What name do you give to this "area under the curve", or the "rate of change" of this area? They are pretty fundamental concepts with important and basic properties, which affect things like local optima and minimization, and expected value and covariance, etc. I mean, you can't cover linear models and least squares without this stuff, and if you don't then I wouldn't really call it learning.

2 comments

You call “area under the curve”… area under the curve. Expected values, least squares, linear model, etc can all be explained in the discrete case without calculus.

High school math isn’t and doesn’t need to be rigorously proofed based, if you lack some do the tooling necessary to demonstrate a proof, you can tell a student, “the proof requires calculus” and boom, you’ve given them a reason to take an interest in the subject.

You don’t need integration to define expected value or covariance in the discrete case. TBH I’m not sure if you can get around integration in the general continuous case or not.

If not, you could use some limiting argument to handle the moments of a continuous uniform RV, at least, in terms of the discrete analog.

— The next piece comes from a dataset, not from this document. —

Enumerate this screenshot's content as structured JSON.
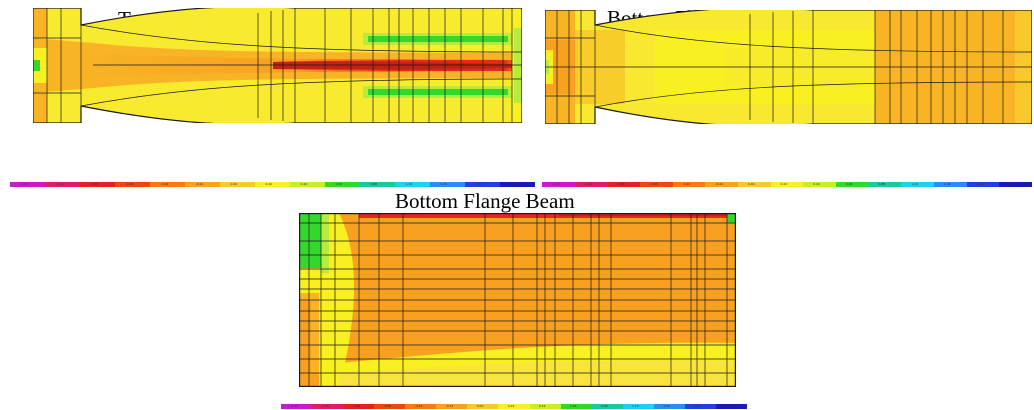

You don’t need calculus to derive least squares estimators. You can follow the logic in this quora answer [1] to show that (e.g.) the mean is the minimum MSE estimator among constant functions, and that the conditional mean is the minimum MSE estimator among “general” (measurable L2) functions.

This derivation is familiar to many who have studied these concepts. It’s clever, it does not need differentiation, just expectation and logic.

It could be that your studies in probability were done using a certain pedagogical path, and that’s blinding you to the fact that other paths are possible.